Nell'ottobre del 1968, infine, Pasolini scrisse nella rubrica "Il Caos":
- "Non è stato, questo, un anno 
glorioso per la nostra vita nazionale, e neanche internazionale. Per un viaggio 
sulla luna, quanti regressi sulla terra. È stato un anno di restaurazione. Ciò 
che è più doloroso constatare è stata la fine del Movimento Studentesco, se di 
fine si può parlare (ma spero di no). In realtà la novità che gli studenti hanno 
portato nel mondo l'anno scorso (i nuovi aspetti del potere e la sostanziale e 
drammatica attualità della lotta di classe) ha continuato a operare dentro di 
noi, uomini maturi, non solo per quest'anno, ma, credo, ormai, per tutto il 
resto della nostra vita. Le ingiuste e fanatiche accuse di integrazione rivolte 
a noi dagli studenti, in fondo, erano giuste e oggettive. E – male, naturalmente 
con tutto il peso dei vecchi peccati – cercheremo di non dimenticarcelo 
più". 
sugli studenti.
"Il Caos"
Nel 1968, a Pasolini viene affidata una rubrica intitolata "Il Caos" sul settimanale "Tempo illustrato". Davide Lajolo, dirigente del Pci, gli scrive: "Un colloquio nessuno lo può tenere meglio di te proprio perché sono in molti da ogni parte che ce l'hanno con te".
La rubrica deve costituire "un fronte di piccole battaglie quotidiane" da impegnare contro i terrorismi di destra e di sinistra e contro la borghesia, intesa da Pasolini "come una vera e propria malattia".

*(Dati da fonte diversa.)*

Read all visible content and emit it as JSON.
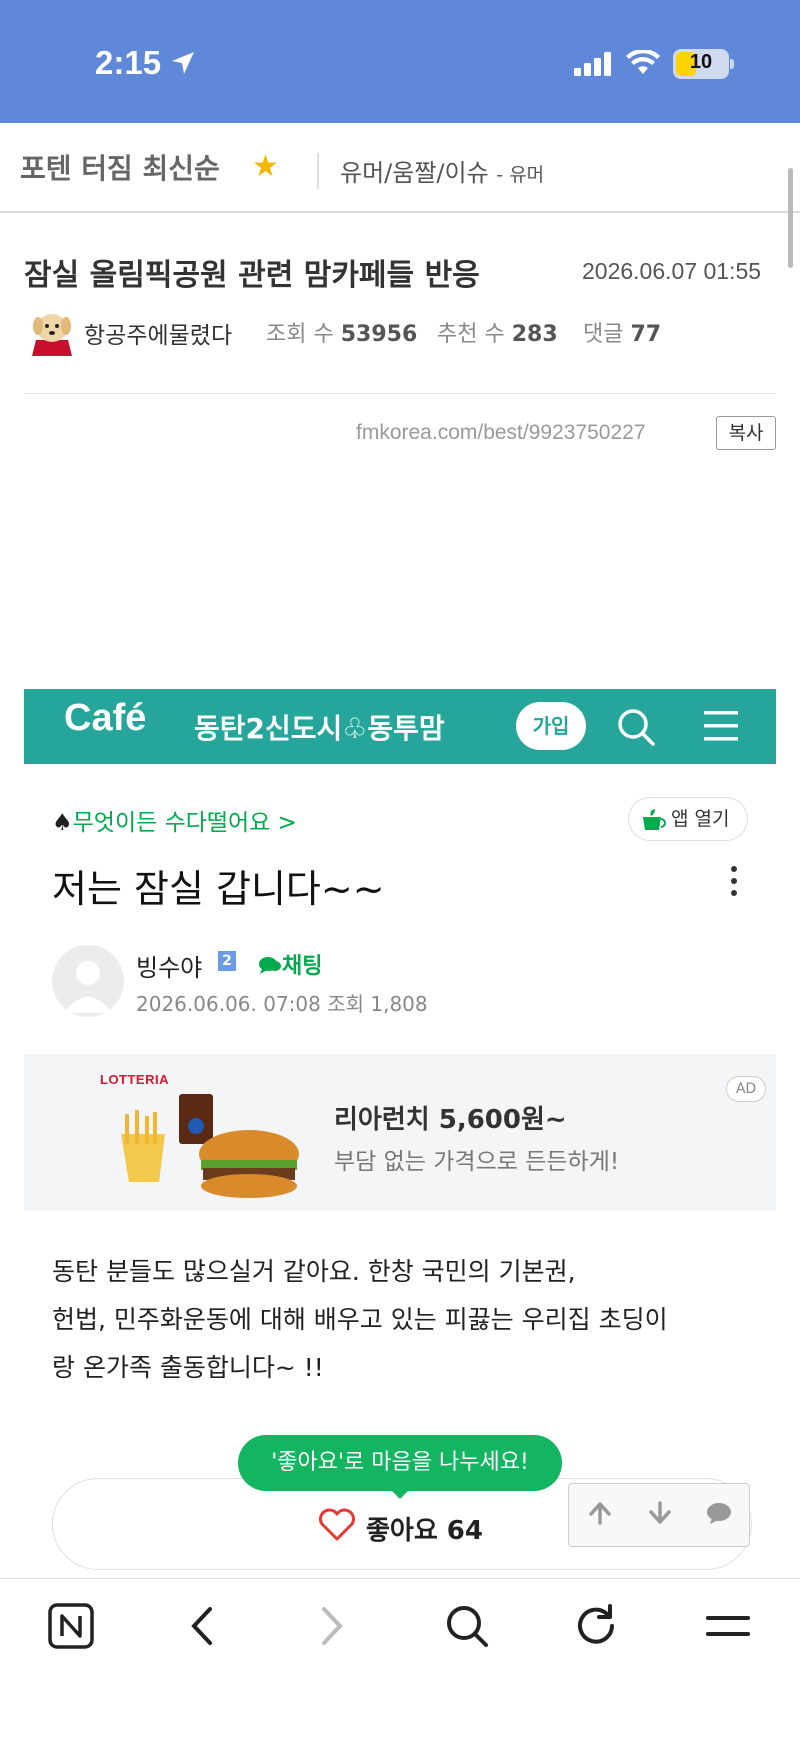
{
  "status": {
    "time": "2:15",
    "battery": "10"
  },
  "board": {
    "title": "포텐 터짐 최신순",
    "category": "유머/움짤/이슈",
    "sub": "- 유머"
  },
  "post": {
    "title": "잠실 올림픽공원 관련 맘카페들 반응",
    "date": "2026.06.07 01:55",
    "author": "항공주에물렸다",
    "views_label": "조회 수",
    "views": "53956",
    "recommend_label": "추천 수",
    "recommend": "283",
    "comments_label": "댓글",
    "comments": "77",
    "url": "fmkorea.com/best/9923750227",
    "copy_label": "복사"
  },
  "cafe": {
    "logo": "Café",
    "name": "동탄2신도시♧동투맘",
    "join_label": "가입",
    "breadcrumb": "무엇이든 수다떨어요 >",
    "app_open_label": "앱 열기",
    "title": "저는 잠실 갑니다~~",
    "writer": "빙수야",
    "level": "2",
    "chat_label": "채팅",
    "meta": "2026.06.06. 07:08  조회 1,808",
    "ad": {
      "brand": "LOTTERIA",
      "headline": "리아런치 5,600원~",
      "sub": "부담 없는 가격으로 든든하게!",
      "badge": "AD"
    },
    "body": [
      "동탄 분들도 많으실거 같아요. 한창 국민의 기본권,",
      "헌법, 민주화운동에 대해 배우고 있는 피끓는 우리집 초딩이",
      "랑 온가족 출동합니다~ !!"
    ],
    "like_tip": "'좋아요'로 마음을 나누세요!",
    "like_label": "좋아요 64"
  },
  "icons": [
    "location-arrow-icon",
    "signal-icon",
    "wifi-icon",
    "battery-icon",
    "star-icon",
    "search-icon",
    "menu-icon",
    "cup-icon",
    "kebab-icon",
    "chat-icon",
    "heart-icon",
    "up-arrow-icon",
    "down-arrow-icon",
    "comment-icon",
    "naver-icon",
    "back-icon",
    "forward-icon",
    "refresh-icon"
  ],
  "colors": {
    "status_bar": "#5f88d8",
    "cafe_green": "#26a69a",
    "naver_green": "#03a94d",
    "tip_green": "#13b560"
  }
}
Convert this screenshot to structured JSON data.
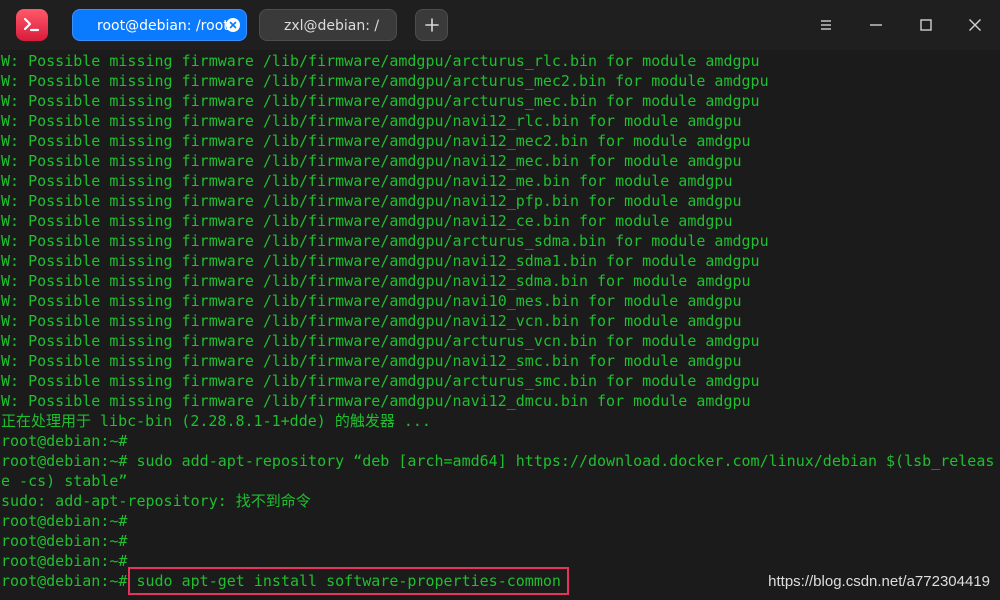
{
  "colors": {
    "accent": "#0a7aff",
    "terminal_text": "#1fbf2f",
    "highlight_border": "#e8345c",
    "background": "#1b1b1b"
  },
  "tabs": [
    {
      "label": "root@debian: /root",
      "active": true
    },
    {
      "label": "zxl@debian: /",
      "active": false
    }
  ],
  "terminal": {
    "lines": [
      "W: Possible missing firmware /lib/firmware/amdgpu/arcturus_rlc.bin for module amdgpu",
      "W: Possible missing firmware /lib/firmware/amdgpu/arcturus_mec2.bin for module amdgpu",
      "W: Possible missing firmware /lib/firmware/amdgpu/arcturus_mec.bin for module amdgpu",
      "W: Possible missing firmware /lib/firmware/amdgpu/navi12_rlc.bin for module amdgpu",
      "W: Possible missing firmware /lib/firmware/amdgpu/navi12_mec2.bin for module amdgpu",
      "W: Possible missing firmware /lib/firmware/amdgpu/navi12_mec.bin for module amdgpu",
      "W: Possible missing firmware /lib/firmware/amdgpu/navi12_me.bin for module amdgpu",
      "W: Possible missing firmware /lib/firmware/amdgpu/navi12_pfp.bin for module amdgpu",
      "W: Possible missing firmware /lib/firmware/amdgpu/navi12_ce.bin for module amdgpu",
      "W: Possible missing firmware /lib/firmware/amdgpu/arcturus_sdma.bin for module amdgpu",
      "W: Possible missing firmware /lib/firmware/amdgpu/navi12_sdma1.bin for module amdgpu",
      "W: Possible missing firmware /lib/firmware/amdgpu/navi12_sdma.bin for module amdgpu",
      "W: Possible missing firmware /lib/firmware/amdgpu/navi10_mes.bin for module amdgpu",
      "W: Possible missing firmware /lib/firmware/amdgpu/navi12_vcn.bin for module amdgpu",
      "W: Possible missing firmware /lib/firmware/amdgpu/arcturus_vcn.bin for module amdgpu",
      "W: Possible missing firmware /lib/firmware/amdgpu/navi12_smc.bin for module amdgpu",
      "W: Possible missing firmware /lib/firmware/amdgpu/arcturus_smc.bin for module amdgpu",
      "W: Possible missing firmware /lib/firmware/amdgpu/navi12_dmcu.bin for module amdgpu",
      "正在处理用于 libc-bin (2.28.8.1-1+dde) 的触发器 ...",
      "root@debian:~#",
      "root@debian:~# sudo add-apt-repository “deb [arch=amd64] https://download.docker.com/linux/debian $(lsb_releas",
      "e -cs) stable”",
      "sudo: add-apt-repository: 找不到命令",
      "root@debian:~#",
      "root@debian:~#",
      "root@debian:~#"
    ],
    "last_prompt": "root@debian:~#",
    "current_command": "sudo apt-get install software-properties-common"
  },
  "watermark": "https://blog.csdn.net/a772304419"
}
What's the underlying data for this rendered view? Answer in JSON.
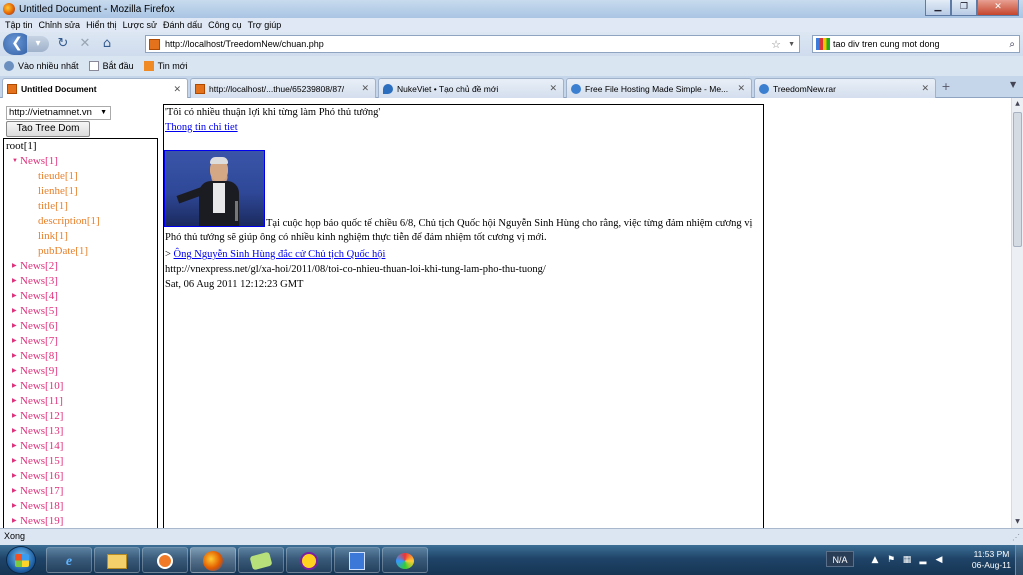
{
  "window": {
    "title": "Untitled Document - Mozilla Firefox"
  },
  "menu": [
    "Tập tin",
    "Chỉnh sửa",
    "Hiển thị",
    "Lược sử",
    "Đánh dấu",
    "Công cụ",
    "Trợ giúp"
  ],
  "nav": {
    "url": "http://localhost/TreedomNew/chuan.php",
    "search": "tao div tren cung mot dong"
  },
  "bookmarks": [
    {
      "label": "Vào nhiều nhất",
      "icon": "gear-icon"
    },
    {
      "label": "Bắt đầu",
      "icon": "page-icon"
    },
    {
      "label": "Tin mới",
      "icon": "rss-icon"
    }
  ],
  "tabs": [
    {
      "label": "Untitled Document",
      "active": true
    },
    {
      "label": "http://localhost/...thue/65239808/87/"
    },
    {
      "label": "NukeViet • Tạo chủ đề mới"
    },
    {
      "label": "Free File Hosting Made Simple - Me..."
    },
    {
      "label": "TreedomNew.rar"
    }
  ],
  "sidebar": {
    "select_value": "http://vietnamnet.vn",
    "button_label": "Tao Tree Dom",
    "root": "root[1]",
    "expanded_node": "News[1]",
    "children": [
      "tieude[1]",
      "lienhe[1]",
      "title[1]",
      "description[1]",
      "link[1]",
      "pubDate[1]"
    ],
    "nodes": [
      "News[2]",
      "News[3]",
      "News[4]",
      "News[5]",
      "News[6]",
      "News[7]",
      "News[8]",
      "News[9]",
      "News[10]",
      "News[11]",
      "News[12]",
      "News[13]",
      "News[14]",
      "News[15]",
      "News[16]",
      "News[17]",
      "News[18]",
      "News[19]"
    ]
  },
  "article": {
    "title": "'Tôi có nhiều thuận lợi khi từng làm Phó thủ tướng'",
    "detail_link": "Thong tin chi tiet",
    "description": "Tại cuộc họp báo quốc tế chiều 6/8, Chủ tịch Quốc hội Nguyễn Sinh Hùng cho rằng, việc từng đảm nhiệm cương vị Phó thủ tướng sẽ giúp ông có nhiều kinh nghiệm thực tiễn để đảm nhiệm tốt cương vị mới.",
    "related_prefix": ">",
    "related_link": "Ông Nguyễn Sinh Hùng đắc cử Chủ tịch Quốc hội",
    "url": "http://vnexpress.net/gl/xa-hoi/2011/08/toi-co-nhieu-thuan-loi-khi-tung-lam-pho-thu-tuong/",
    "date": "Sat, 06 Aug 2011 12:12:23 GMT"
  },
  "status": {
    "text": "Xong"
  },
  "taskbar": {
    "apps": [
      "ie-icon",
      "explorer-icon",
      "media-player-icon",
      "firefox-icon",
      "messenger-icon",
      "yahoo-messenger-icon",
      "word-icon",
      "paint-icon"
    ],
    "tray_label": "N/A",
    "time": "11:53 PM",
    "date": "06-Aug-11"
  }
}
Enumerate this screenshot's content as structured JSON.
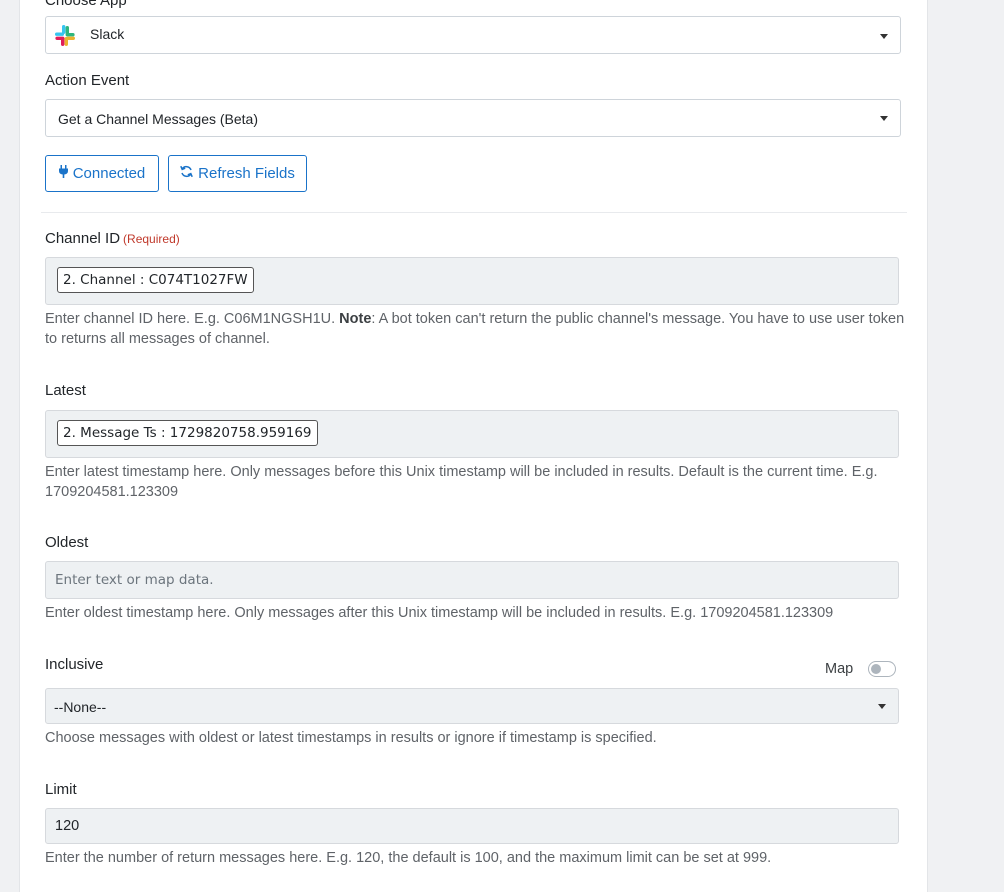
{
  "app_select": {
    "label": "Choose App",
    "value": "Slack",
    "icon": "slack-logo-icon"
  },
  "action_event": {
    "label": "Action Event",
    "value": "Get a Channel Messages (Beta)"
  },
  "buttons": {
    "connected": "Connected",
    "refresh": "Refresh Fields"
  },
  "channel_id": {
    "label": "Channel ID",
    "required": "(Required)",
    "chip": "2. Channel : C074T1027FW",
    "help_pre": "Enter channel ID here. E.g. C06M1NGSH1U. ",
    "help_bold": "Note",
    "help_post": ": A bot token can't return the public channel's message. You have to use user token to returns all messages of channel."
  },
  "latest": {
    "label": "Latest",
    "chip": "2. Message Ts : 1729820758.959169",
    "help": "Enter latest timestamp here. Only messages before this Unix timestamp will be included in results. Default is the current time. E.g. 1709204581.123309"
  },
  "oldest": {
    "label": "Oldest",
    "placeholder": "Enter text or map data.",
    "help": "Enter oldest timestamp here. Only messages after this Unix timestamp will be included in results. E.g. 1709204581.123309"
  },
  "inclusive": {
    "label": "Inclusive",
    "map_label": "Map",
    "map_enabled": false,
    "value": "--None--",
    "help": "Choose messages with oldest or latest timestamps in results or ignore if timestamp is specified."
  },
  "limit": {
    "label": "Limit",
    "value": "120",
    "help": "Enter the number of return messages here. E.g. 120, the default is 100, and the maximum limit can be set at 999."
  },
  "colors": {
    "accent": "#1a73c9",
    "required": "#c0392b",
    "field_bg": "#eef1f3"
  }
}
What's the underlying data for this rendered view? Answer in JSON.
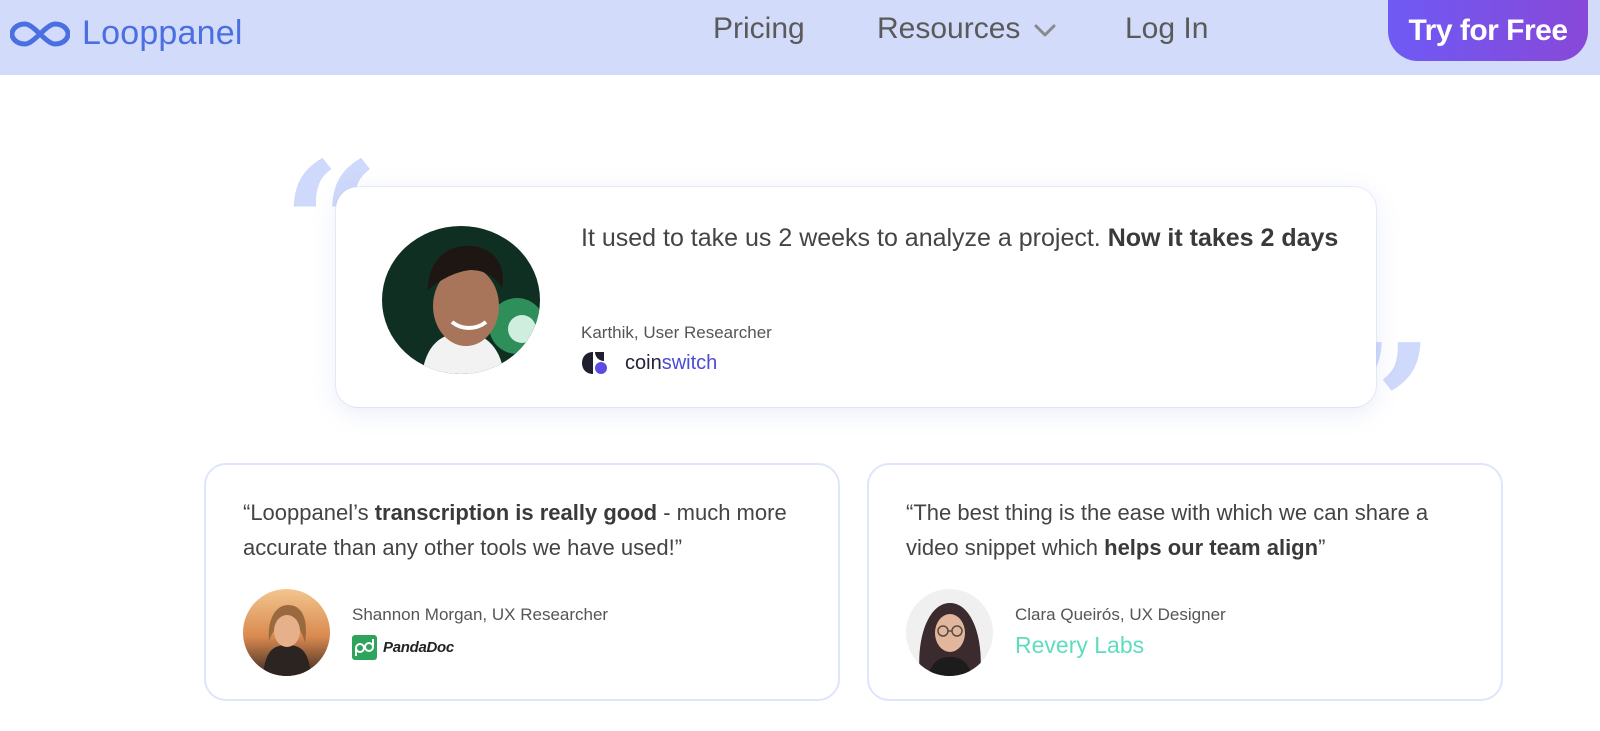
{
  "header": {
    "brand": "Looppanel",
    "nav": {
      "pricing": "Pricing",
      "resources": "Resources",
      "login": "Log In"
    },
    "cta": "Try for Free"
  },
  "featured": {
    "quote_plain": "It used to take us 2 weeks to analyze a project. ",
    "quote_bold": "Now it takes 2 days",
    "author": "Karthik, User Researcher",
    "company": {
      "part1": "coin",
      "part2": "switch"
    }
  },
  "testimonials": [
    {
      "quote_start": "“Looppanel’s ",
      "quote_bold": "transcription is really good",
      "quote_end": " - much more accurate than any other tools we have used!”",
      "author": "Shannon Morgan, UX Researcher",
      "company": "PandaDoc"
    },
    {
      "quote_start": "“The best thing is the ease with which we can share a video snippet which ",
      "quote_bold": "helps our team align",
      "quote_end": "”",
      "author": "Clara Queirós, UX Designer",
      "company": "Revery Labs"
    }
  ],
  "icons": {
    "logo": "infinity-logo-icon",
    "dropdown": "chevron-down-icon",
    "coinswitch": "coinswitch-logo-icon",
    "pandadoc": "pandadoc-logo-icon"
  },
  "colors": {
    "header_bg": "#d2dcfa",
    "brand_blue": "#4a6fe0",
    "cta_start": "#6e5af5",
    "cta_end": "#8848d8",
    "quote_mark": "#cfd9fb",
    "revery_teal": "#5fdcc0",
    "pandadoc_green": "#2ea35c"
  }
}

Commenta Nico Naldini nel suo Pasolini, una vita:
"Mentre 'Il Caos' espone in pubblico ogni sorta di polemiche, e qualche volta è costretto a rispondere alle moltissime proteste dei lettori del settimanale, allo stesso tempo tende a rinchiudersi in se stesso nella forma di un diario privato in cui cessa l'obbligo della chiarezza didascalica, del 'messaggio', si accentuano le idiosincrasie, si approfondiscono le contraddizioni, e il giudizio, lungi dal volerle conciliare, punta su quel 'canone sospeso' e in quella forma di 'grido di disperazione' che contraddistinguono le sue opere creative".
Nel marzo 1970 il direttore di "Tempo" gli comunicò la propria decisione di chiudere la rubrica "Il Caos" per le "reazioni sfavorevoli" dei lettori del settimanale.